When considering influence, do you find yourself wanting to write like someone (in terms of their style, tone or use of language), or aiming for a kind of perspective or storytelling approach you admire or enjoy?
One of the most impactful novels in terms of style was Killer Angels by Michael Shaara. The 1975 Pulitzer Prize-winning novelist wrote about the battle of Gettysburg using storytelling. Rather than write in entirely third person, Shaara used historical research as a foundation for imagining dialogue among the battle’s key participants. As a result, he made history come alive! After Michael passed away in 1988, his son Jeff picked up the mantle and has used his father’s writing style in telling the story of other battles – not only in the Civil War but also WWII. My goal was to use a similar approach: start with sound research. Then bring the events and characters (and therefore history) alive through imagined interactions, thoughts, and conversations.
What’s in your to-read pile?
The Girl with Seven Names: Escape from North Korea by Hyeonseo Lee, Thunder in the Mountains: Chief Joseph, Oliver Otis Howard, and the Nez Perce War by Daniel J Sharfstein and The Eagle’s Claw: A Novel of the Battle of Midway by Jeff Shaara.
Do you have a favourite character that you have created? Or if you’re writing non-fiction, do you have a specific topic that you find endlessly fascinating?

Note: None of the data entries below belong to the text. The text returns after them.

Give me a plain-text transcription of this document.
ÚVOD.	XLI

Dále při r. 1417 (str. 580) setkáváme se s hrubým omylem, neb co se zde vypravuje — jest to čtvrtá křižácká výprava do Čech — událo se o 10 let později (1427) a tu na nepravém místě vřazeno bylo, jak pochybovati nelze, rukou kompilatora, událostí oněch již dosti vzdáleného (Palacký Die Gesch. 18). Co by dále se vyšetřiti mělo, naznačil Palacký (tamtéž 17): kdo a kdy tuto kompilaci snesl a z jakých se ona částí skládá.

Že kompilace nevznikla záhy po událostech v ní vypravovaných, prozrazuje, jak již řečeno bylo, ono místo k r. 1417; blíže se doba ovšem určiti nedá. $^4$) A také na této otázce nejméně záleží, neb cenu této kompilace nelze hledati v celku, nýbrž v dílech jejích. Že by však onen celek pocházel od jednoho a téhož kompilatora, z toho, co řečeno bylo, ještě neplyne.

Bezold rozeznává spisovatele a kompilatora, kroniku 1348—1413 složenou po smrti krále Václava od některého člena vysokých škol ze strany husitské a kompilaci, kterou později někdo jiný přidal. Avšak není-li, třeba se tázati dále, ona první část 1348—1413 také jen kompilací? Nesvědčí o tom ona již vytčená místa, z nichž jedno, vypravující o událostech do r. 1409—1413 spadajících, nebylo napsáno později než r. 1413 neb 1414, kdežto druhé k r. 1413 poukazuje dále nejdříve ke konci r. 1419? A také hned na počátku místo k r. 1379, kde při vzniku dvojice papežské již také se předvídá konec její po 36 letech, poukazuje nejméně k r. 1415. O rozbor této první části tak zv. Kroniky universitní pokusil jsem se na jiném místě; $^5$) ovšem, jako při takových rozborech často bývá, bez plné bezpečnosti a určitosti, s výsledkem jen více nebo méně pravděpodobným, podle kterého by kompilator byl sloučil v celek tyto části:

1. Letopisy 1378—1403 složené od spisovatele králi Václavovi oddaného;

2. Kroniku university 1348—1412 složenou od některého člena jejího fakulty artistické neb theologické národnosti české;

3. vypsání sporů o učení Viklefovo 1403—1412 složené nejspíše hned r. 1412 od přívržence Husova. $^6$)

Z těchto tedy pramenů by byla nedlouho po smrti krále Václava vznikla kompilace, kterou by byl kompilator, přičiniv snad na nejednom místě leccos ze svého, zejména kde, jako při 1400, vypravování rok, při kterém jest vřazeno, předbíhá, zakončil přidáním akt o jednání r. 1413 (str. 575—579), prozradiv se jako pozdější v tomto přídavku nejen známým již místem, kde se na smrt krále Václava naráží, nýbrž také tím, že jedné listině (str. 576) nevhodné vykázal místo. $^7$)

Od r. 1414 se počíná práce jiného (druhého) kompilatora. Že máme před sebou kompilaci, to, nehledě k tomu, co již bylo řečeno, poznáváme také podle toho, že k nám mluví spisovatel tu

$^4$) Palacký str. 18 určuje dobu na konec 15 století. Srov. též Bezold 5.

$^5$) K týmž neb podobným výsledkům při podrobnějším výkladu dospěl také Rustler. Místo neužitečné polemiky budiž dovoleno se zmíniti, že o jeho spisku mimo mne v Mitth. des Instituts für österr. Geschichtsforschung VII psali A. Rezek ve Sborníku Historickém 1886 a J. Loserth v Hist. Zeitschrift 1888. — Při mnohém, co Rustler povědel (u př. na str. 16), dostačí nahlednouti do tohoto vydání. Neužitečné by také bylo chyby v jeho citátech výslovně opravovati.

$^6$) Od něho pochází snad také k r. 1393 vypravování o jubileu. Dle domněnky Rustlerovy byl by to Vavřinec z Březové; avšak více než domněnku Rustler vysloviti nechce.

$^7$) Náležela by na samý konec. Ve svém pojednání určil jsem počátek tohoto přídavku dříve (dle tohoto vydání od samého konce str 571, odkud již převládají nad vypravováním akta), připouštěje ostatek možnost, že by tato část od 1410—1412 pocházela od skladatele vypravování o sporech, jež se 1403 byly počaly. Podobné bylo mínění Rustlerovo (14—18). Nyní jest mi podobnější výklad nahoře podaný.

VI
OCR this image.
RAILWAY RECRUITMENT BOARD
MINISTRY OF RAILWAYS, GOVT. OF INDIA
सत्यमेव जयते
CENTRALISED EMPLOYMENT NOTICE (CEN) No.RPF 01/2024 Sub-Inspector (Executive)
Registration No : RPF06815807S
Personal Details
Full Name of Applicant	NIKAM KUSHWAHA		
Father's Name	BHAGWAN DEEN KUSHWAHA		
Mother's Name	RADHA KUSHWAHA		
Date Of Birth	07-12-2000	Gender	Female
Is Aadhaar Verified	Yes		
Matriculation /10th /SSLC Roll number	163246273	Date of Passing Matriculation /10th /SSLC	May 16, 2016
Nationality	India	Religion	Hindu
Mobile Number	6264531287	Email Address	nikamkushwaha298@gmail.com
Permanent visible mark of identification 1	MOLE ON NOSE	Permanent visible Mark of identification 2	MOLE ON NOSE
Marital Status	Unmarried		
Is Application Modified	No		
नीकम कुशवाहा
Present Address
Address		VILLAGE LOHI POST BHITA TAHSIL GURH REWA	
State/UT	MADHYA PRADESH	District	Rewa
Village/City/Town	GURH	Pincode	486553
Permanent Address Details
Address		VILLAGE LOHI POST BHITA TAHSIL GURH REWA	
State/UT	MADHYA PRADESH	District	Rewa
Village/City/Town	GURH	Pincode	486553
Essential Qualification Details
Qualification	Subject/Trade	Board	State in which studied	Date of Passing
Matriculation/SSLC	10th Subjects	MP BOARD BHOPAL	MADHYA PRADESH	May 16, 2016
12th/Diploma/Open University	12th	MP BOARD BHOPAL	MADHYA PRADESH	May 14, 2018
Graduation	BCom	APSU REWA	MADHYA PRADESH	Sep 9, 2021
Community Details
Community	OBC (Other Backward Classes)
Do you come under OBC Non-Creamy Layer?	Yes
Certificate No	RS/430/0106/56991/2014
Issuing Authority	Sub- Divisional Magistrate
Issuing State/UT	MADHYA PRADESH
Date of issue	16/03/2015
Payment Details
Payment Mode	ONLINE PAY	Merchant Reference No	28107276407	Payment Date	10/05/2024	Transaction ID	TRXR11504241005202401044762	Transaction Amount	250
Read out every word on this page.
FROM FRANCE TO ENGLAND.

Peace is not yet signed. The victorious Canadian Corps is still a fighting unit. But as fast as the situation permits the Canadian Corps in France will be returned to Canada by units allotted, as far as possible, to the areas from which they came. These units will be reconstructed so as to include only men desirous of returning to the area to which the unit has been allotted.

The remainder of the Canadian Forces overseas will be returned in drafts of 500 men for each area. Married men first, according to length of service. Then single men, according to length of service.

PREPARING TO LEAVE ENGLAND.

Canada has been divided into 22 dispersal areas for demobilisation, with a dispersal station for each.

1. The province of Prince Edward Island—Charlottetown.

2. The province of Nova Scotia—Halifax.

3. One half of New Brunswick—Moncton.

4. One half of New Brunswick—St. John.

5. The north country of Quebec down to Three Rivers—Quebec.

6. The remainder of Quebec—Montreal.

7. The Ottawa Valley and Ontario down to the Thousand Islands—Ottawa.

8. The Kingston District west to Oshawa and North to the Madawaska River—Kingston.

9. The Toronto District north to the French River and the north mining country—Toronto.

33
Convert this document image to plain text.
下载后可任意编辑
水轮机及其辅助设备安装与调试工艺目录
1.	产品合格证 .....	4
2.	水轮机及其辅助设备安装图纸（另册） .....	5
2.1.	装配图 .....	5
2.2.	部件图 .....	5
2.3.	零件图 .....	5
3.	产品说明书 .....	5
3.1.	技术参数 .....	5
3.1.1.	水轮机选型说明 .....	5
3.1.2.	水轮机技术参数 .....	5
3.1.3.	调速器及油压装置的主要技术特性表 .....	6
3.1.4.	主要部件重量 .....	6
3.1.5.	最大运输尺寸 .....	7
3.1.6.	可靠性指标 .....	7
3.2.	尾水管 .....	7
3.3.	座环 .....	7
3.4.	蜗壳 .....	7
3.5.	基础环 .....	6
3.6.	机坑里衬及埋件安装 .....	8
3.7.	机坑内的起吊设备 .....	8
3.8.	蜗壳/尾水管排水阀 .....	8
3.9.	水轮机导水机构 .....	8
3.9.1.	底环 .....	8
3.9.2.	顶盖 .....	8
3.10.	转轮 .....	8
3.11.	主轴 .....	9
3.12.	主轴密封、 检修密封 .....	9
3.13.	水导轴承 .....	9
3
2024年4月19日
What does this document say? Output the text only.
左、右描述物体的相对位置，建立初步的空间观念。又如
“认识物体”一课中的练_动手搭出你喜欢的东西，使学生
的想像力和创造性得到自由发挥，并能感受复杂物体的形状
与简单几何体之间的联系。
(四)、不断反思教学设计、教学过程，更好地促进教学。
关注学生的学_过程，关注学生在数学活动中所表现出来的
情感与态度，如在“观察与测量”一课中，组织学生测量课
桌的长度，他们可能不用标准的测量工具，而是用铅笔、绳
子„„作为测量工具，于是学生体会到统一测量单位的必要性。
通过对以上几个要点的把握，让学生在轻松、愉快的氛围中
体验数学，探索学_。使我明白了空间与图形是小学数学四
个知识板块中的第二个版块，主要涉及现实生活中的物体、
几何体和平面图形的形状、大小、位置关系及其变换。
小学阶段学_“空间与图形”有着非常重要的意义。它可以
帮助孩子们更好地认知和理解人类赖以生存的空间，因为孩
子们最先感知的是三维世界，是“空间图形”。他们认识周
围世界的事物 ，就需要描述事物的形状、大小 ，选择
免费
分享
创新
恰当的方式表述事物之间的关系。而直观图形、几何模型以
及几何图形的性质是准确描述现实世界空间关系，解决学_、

Rides Alone, the Crow warrior who was initially an enemy (but later an ally) to Graham in Burning Ground, was a fascinating character to bring to life. He was the 19th Century equivalent of Redfield, Graham’s mentor in the 20th Century before he traveled back in time. Burning Ground is dedicated to Redfield, a Crow Indian I met while a teen in Pennsylvania. He was a remarkably wise and kind man who had an outsized influence on my life. Indeed, the personal relationship between Redfield and Graham (sans the time travel) reflects the memories of my teen years working on the fruit farm with a man I admired greatly.